| Iowa | Oct 13, 1893

Oranger, J.

The grounds upon which the divorce is sought are drunkenness and adultery. Both grounds are fully established by the testimony. It is true that, as to the latter ground, there is no direct testimony showing the act of adultery, but the circumstances leave little room to doubt the fact, even though he denies it by his evidence. He visited houses of prostitution, and there is evidence to the effect that on one occasion he retired to a room with one of the inmates. On one occasion, during the absence of his wife from home, two prostitutes were brought to his *301house, and remained all night. He denies having knowledge of their real character, but when his course of life is considered, and the circumstances under which they came to his house, it is difficult to believe that they were there except with knowledge on his part of their character and mission. Under such circumstances, his denial of acts of adultery are of little force. We have no doubt whatever of the fact. ' The charge of drunkenness is equally well, if not better established. It is not important to consider the facts. The testimony, to our minds, is too plain to admit of doubt.

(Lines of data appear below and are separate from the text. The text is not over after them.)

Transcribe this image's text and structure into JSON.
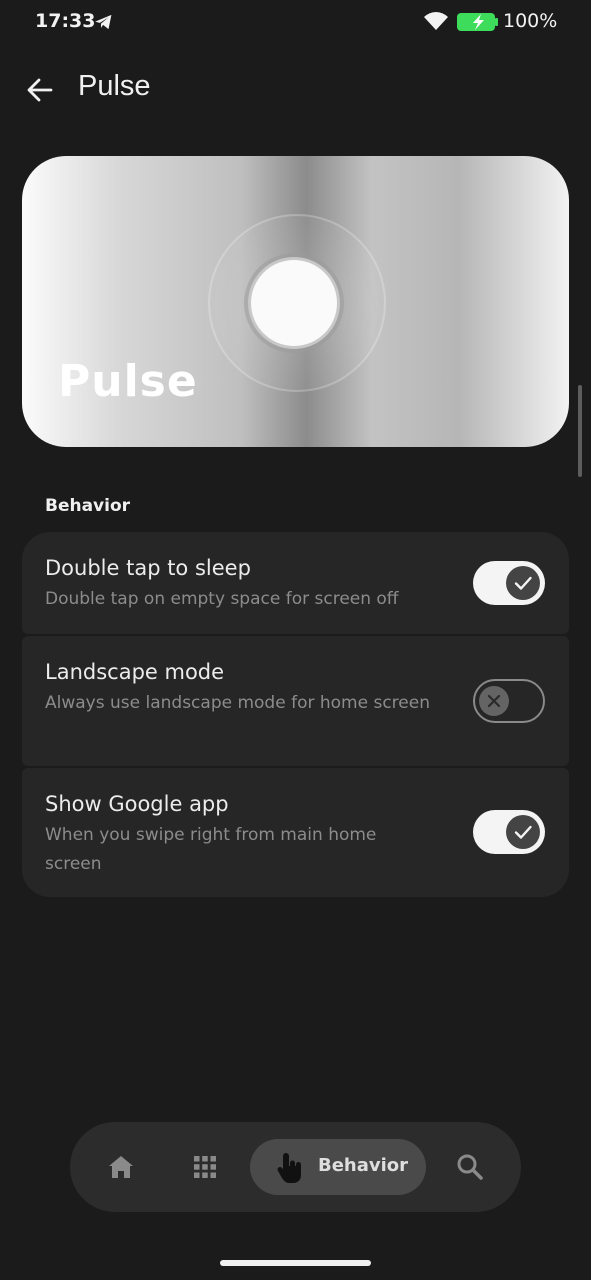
{
  "status_bar": {
    "time": "17:33",
    "battery_percent": "100%",
    "icons": [
      "telegram-icon",
      "wifi-icon",
      "battery-charging-icon"
    ]
  },
  "header": {
    "title": "Pulse",
    "back_icon": "arrow-left-icon"
  },
  "hero": {
    "title": "Pulse"
  },
  "section": {
    "title": "Behavior"
  },
  "settings": [
    {
      "title": "Double tap to sleep",
      "description": "Double tap on empty space for screen off",
      "enabled": true
    },
    {
      "title": "Landscape mode",
      "description": "Always use landscape mode for home screen",
      "enabled": false
    },
    {
      "title": "Show Google app",
      "description": "When you swipe right from main home screen",
      "enabled": true
    }
  ],
  "bottom_nav": {
    "items": [
      {
        "icon": "home-icon"
      },
      {
        "icon": "apps-grid-icon"
      },
      {
        "icon": "touch-icon",
        "label": "Behavior",
        "active": true
      },
      {
        "icon": "search-icon"
      }
    ]
  },
  "colors": {
    "background": "#1b1b1b",
    "card": "#262626",
    "toggle_on": "#f4f4f4",
    "battery": "#3ddc5a"
  }
}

The parties were married in New York in 1880, and came to Harrison county, Iowa, where they have since resided. At the time of the marriage she was forty-eight years of age and he nineteen. She had about five thousand dollars in money, and with a part of it she bought two hundred acres of land in Harrison county, and the same was improved, and has been the home of the parties most of the time since. It is in dispute in the testimony whether or not there has been a gain or loss of property during the years of their marriage. The defendant has done some work on the farm, but on the whole his course of life, in drinking and gambling, has been such that he has been a detriment, rather than a benefit, in the way of accumulating property. He has, however, received from her considerable property. It is, perhaps, unfortunate that the two should have married, but if so, it is no excuse whatever for the course of life adopted by the defendant. The testimony does not show that she was at all in fault for his conduct, or wanting in the proper discharge of her duties. He has chosen a dissolute and profligate life, and to such an extent as to forfeit his marital relations with the plaintiff.

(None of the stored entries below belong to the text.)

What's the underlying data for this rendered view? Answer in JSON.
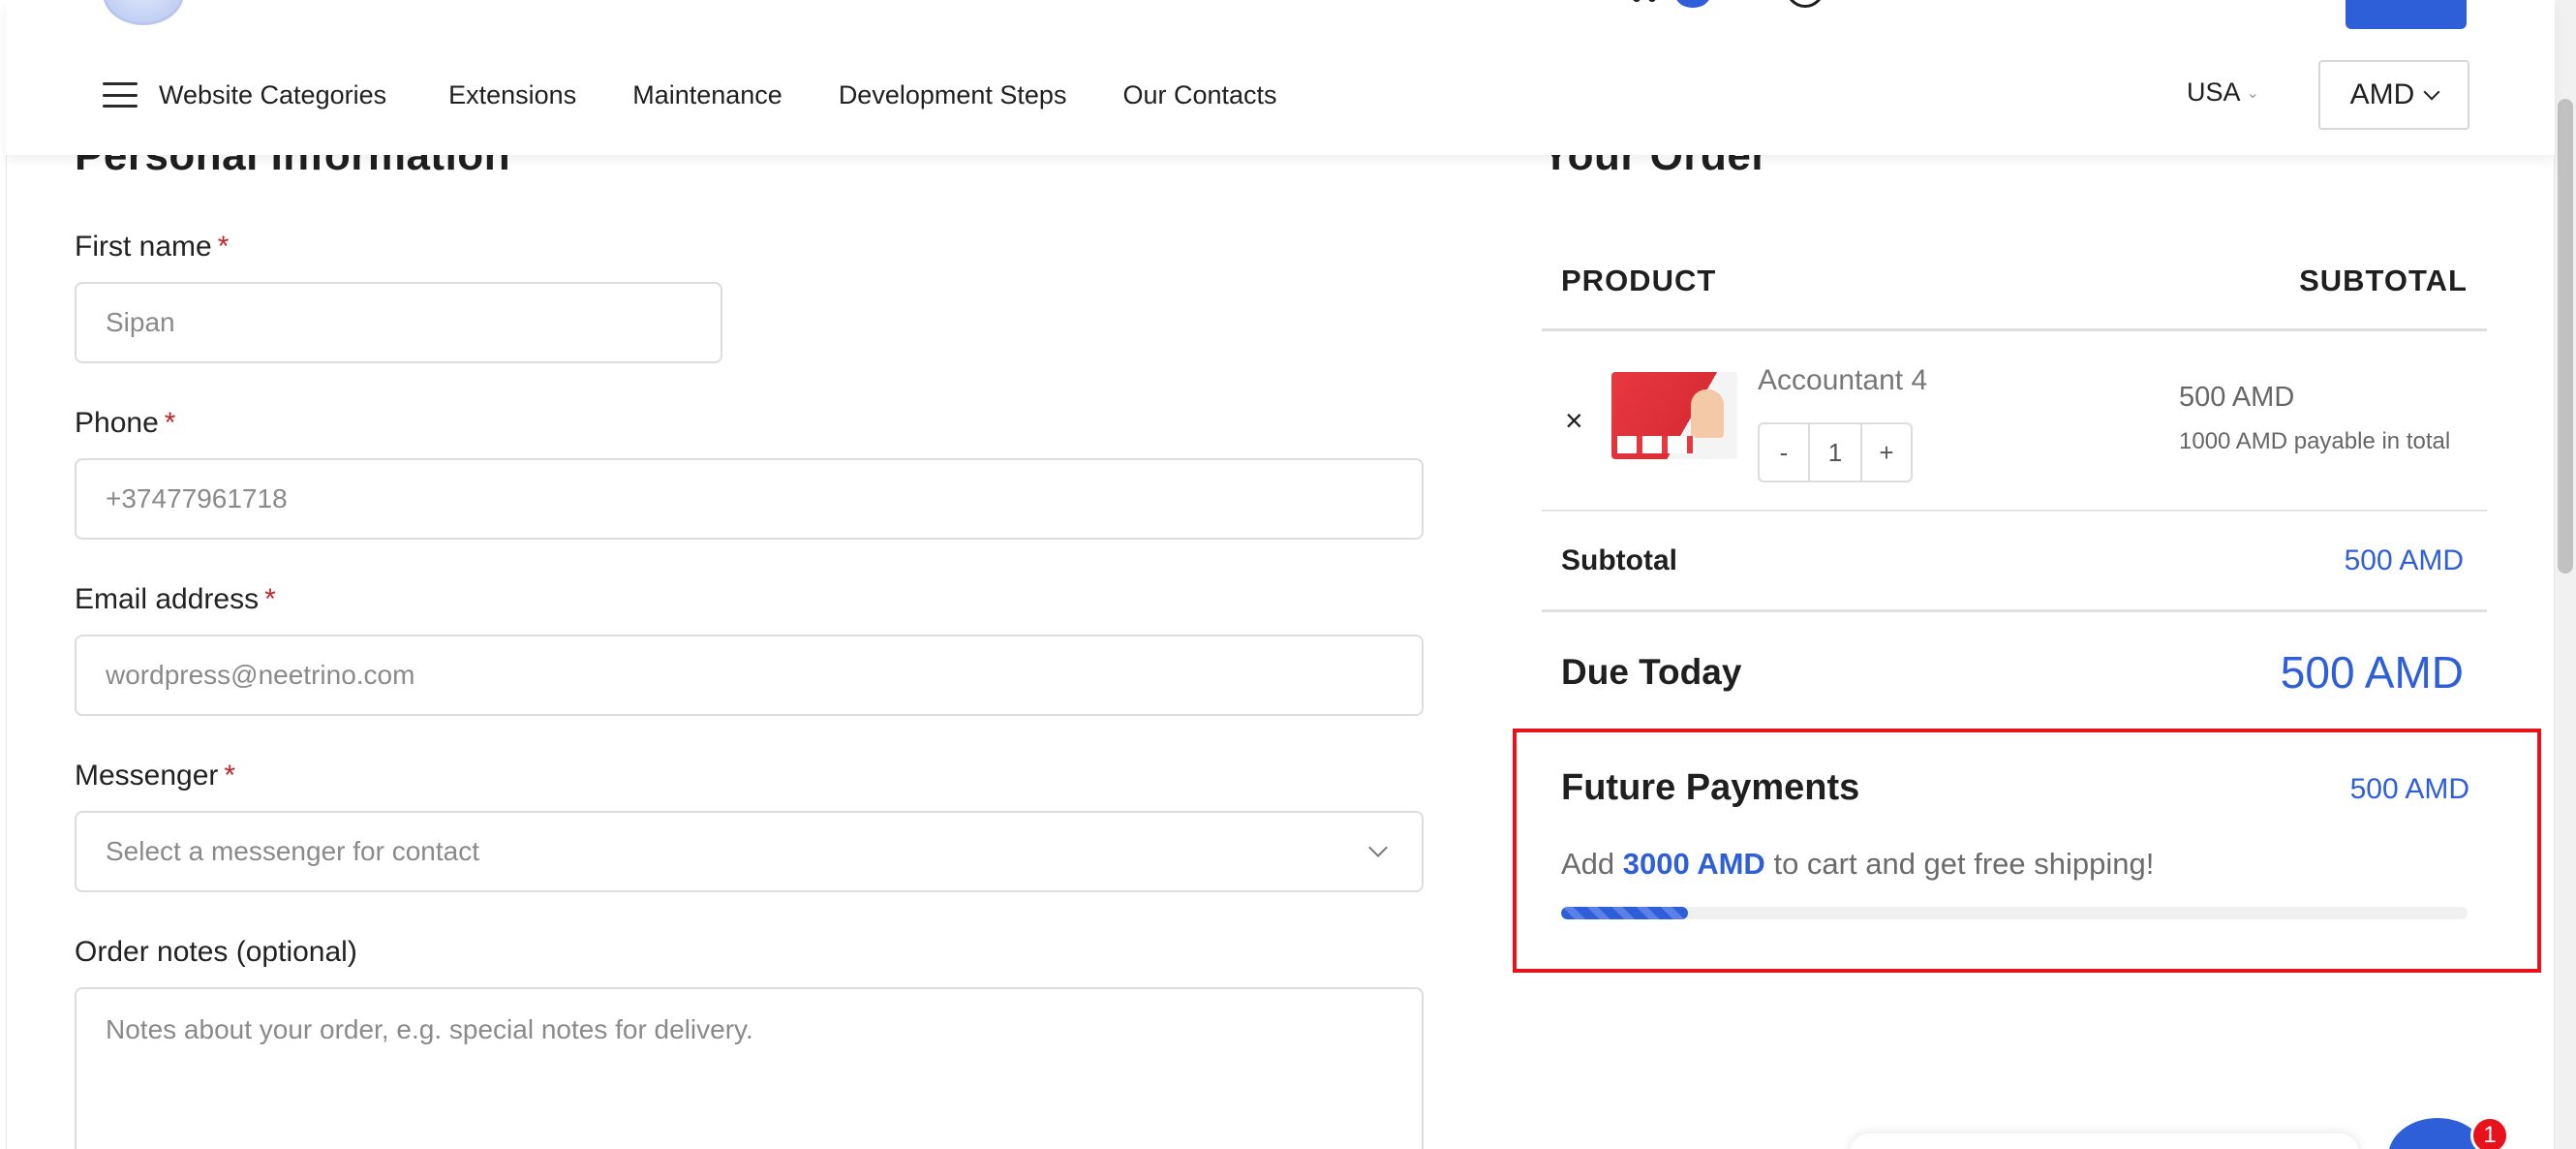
{
  "header": {
    "nav": [
      {
        "label": "Website Categories"
      },
      {
        "label": "Extensions"
      },
      {
        "label": "Maintenance"
      },
      {
        "label": "Development Steps"
      },
      {
        "label": "Our Contacts"
      }
    ],
    "country": "USA",
    "currency": "AMD",
    "icons": [
      "menu-icon",
      "cart-icon",
      "user-icon",
      "chevron-down-icon"
    ]
  },
  "personal": {
    "title": "Personal Information",
    "required_mark": "*",
    "first_name": {
      "label": "First name",
      "placeholder": "Sipan"
    },
    "phone": {
      "label": "Phone",
      "placeholder": "+37477961718"
    },
    "email": {
      "label": "Email address",
      "placeholder": "wordpress@neetrino.com"
    },
    "messenger": {
      "label": "Messenger",
      "placeholder": "Select a messenger for contact"
    },
    "notes": {
      "label": "Order notes (optional)",
      "placeholder": "Notes about your order, e.g. special notes for delivery."
    }
  },
  "order": {
    "title": "Your Order",
    "col_product": "PRODUCT",
    "col_subtotal": "SUBTOTAL",
    "item": {
      "remove": "×",
      "name": "Accountant 4",
      "qty_minus": "-",
      "qty": "1",
      "qty_plus": "+",
      "price": "500 AMD",
      "price_note": "1000 AMD payable in total"
    },
    "subtotal_label": "Subtotal",
    "subtotal_value": "500 AMD",
    "due_label": "Due Today",
    "due_value": "500 AMD",
    "future": {
      "title": "Future Payments",
      "amount": "500 AMD",
      "msg_pre": "Add",
      "msg_amount": "3000 AMD",
      "msg_post": "to cart and get free shipping!",
      "progress": 0.14
    }
  },
  "chat": {
    "badge": "1"
  },
  "colors": {
    "accent": "#2f5fd8",
    "required": "#c0262d",
    "highlight_border": "#e8121b"
  }
}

The petition of the plaintiff asks alimony, which, as we understand, the district court did not allow. Because of some language in the decree, there seems *302to be doubt on this point, but the appellee disclaims such a construction, and the decree will be construed as having no such effect. The answer of the defendant asks, in case of a decree of divorce, that a part of the property be granted to him. The district court correctly denied such relief. It is not a case where the party in fault is entitled to alimony. The decree is AEEIRMED.